基于Lucene的Java Web 搜索引擎设计

这是一个简易的搜索引擎。该设计是针对PDF文档的搜索。用户提供关键词，搜索引擎返回搜索结果到用户界面，用户通过返回的超链接可查看文档的详细内容。

设计概述

首先，通过BuildIndex创建文档的索引。然后，将关键词作为Search的参数，返回查询结构，文档内容高亮显示。

jar包

创建索引（BuildIndex.java）

创建索引的过程就是将每个文档转化成Document对象，然后调用IndexWriter的addDocument方法将Document对象添加到索引中。

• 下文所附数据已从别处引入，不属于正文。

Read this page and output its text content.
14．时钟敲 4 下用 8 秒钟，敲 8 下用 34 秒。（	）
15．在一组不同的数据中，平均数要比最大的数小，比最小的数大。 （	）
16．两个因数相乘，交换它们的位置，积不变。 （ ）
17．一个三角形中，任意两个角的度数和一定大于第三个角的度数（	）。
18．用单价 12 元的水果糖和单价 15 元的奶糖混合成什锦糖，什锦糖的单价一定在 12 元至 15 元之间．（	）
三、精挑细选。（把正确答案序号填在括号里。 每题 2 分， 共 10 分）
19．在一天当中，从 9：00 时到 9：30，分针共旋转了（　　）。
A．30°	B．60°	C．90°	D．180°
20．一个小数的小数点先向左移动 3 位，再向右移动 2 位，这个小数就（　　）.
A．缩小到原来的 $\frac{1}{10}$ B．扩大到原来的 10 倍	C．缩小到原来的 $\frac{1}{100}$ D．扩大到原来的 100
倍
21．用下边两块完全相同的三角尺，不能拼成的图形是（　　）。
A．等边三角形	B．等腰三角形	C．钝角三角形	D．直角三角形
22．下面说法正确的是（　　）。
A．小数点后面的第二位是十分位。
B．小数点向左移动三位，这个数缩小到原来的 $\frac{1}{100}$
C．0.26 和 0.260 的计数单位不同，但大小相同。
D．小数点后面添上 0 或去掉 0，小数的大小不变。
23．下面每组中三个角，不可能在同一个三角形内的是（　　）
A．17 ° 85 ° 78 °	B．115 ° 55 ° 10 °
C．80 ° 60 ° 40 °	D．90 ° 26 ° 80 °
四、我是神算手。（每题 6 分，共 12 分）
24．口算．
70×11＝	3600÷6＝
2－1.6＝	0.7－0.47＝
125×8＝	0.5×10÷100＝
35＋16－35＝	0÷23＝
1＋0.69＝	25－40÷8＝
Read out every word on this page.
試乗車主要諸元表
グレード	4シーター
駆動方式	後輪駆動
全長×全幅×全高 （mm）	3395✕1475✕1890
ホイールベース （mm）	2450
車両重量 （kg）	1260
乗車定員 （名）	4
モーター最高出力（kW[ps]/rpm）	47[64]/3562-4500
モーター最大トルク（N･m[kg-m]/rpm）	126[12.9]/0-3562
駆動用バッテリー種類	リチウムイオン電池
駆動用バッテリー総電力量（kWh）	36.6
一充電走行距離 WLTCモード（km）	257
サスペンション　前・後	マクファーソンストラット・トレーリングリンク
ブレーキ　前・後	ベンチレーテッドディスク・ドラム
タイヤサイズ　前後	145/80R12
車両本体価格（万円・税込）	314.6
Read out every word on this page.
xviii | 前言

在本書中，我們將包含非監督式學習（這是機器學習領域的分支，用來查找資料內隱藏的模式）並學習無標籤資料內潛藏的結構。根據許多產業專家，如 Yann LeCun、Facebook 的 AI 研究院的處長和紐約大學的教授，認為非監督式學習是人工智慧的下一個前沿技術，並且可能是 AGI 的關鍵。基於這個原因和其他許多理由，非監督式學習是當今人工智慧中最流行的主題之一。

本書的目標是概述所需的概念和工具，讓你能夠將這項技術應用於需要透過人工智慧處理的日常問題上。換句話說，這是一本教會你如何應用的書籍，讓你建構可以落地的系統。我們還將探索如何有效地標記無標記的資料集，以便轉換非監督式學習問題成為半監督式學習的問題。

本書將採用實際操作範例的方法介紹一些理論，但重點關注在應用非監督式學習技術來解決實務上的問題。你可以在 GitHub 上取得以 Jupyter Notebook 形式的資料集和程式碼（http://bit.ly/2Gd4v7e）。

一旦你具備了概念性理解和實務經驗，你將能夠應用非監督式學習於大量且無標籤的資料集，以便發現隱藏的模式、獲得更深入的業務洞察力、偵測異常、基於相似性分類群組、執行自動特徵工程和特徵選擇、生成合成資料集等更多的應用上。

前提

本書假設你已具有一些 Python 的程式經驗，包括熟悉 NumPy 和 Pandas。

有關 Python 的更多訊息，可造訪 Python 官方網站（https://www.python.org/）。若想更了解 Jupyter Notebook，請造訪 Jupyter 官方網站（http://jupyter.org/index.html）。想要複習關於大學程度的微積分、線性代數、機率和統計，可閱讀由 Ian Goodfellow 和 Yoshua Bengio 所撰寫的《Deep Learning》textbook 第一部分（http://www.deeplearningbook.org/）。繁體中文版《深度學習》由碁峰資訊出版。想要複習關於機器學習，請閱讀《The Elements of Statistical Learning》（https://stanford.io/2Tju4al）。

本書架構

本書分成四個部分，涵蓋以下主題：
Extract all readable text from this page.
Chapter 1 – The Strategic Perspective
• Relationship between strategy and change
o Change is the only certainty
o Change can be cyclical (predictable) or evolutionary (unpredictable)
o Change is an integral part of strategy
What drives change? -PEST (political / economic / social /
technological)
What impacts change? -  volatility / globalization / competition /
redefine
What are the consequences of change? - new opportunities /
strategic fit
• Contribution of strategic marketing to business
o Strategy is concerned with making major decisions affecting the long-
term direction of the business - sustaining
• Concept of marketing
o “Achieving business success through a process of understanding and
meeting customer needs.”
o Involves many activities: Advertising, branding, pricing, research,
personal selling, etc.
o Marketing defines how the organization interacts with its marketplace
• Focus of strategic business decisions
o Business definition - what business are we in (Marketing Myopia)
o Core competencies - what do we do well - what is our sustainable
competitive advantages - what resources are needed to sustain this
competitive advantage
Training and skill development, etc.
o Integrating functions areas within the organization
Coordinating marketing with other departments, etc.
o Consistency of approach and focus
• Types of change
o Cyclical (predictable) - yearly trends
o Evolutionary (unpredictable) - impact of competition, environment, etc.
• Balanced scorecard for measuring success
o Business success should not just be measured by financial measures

public static void run(String sdir, String indexPath) throws Exception{
	File fdir=new File(sdir);
	File[] flist=fdir.listFiles();
	Document doc;		
	Analyzer analyzer=new IKAnalyzer();
	IndexWriterConfig conf = new IndexWriterConfig(analyzer);
	conf.setOpenMode(IndexWriterConfig.OpenMode.CREATE);
	Directory dir = FSDirectory.open(Paths.get(indexPath));
	IndexWriter idxWriter=new IndexWriter(dir,conf);		
	for(File f : flist){
		doc=buildDoc(f);
		idxWriter.addDocument(doc);
	}
	idxWriter.close();
}
/**
 * 为一篇文档建立document对象
 * @throws FileNotFoundException 
 * */
private static Document buildDoc(File f) throws Exception{
	String fname=f.getPath();
	Document doc=new Document();
	FieldType offsetsType = new FieldType(TextField.TYPE_STORED);
	offsetsType.setIndexOptions(IndexOptions.DOCS_AND_FREQS_AND_POSITIONS_AND_OFFSETS);
	Field body = new Field("contents", getContent(f), offsetsType);
	doc.add(body);
	doc.add(new StringField("path",fname,Field.Store.YES));
	return doc;
}

提取PDF文档内容（ReadPDF.java）

使用PDF-Box所提供的库从PDF文档中提取内容。
PDFbox是一个开源的、基于Java的、支持PDF文档生成的工具库，它可以用于创建新的PDF文档，修改现有的PDF文档，还可以从PDF文档中提取所需的内容。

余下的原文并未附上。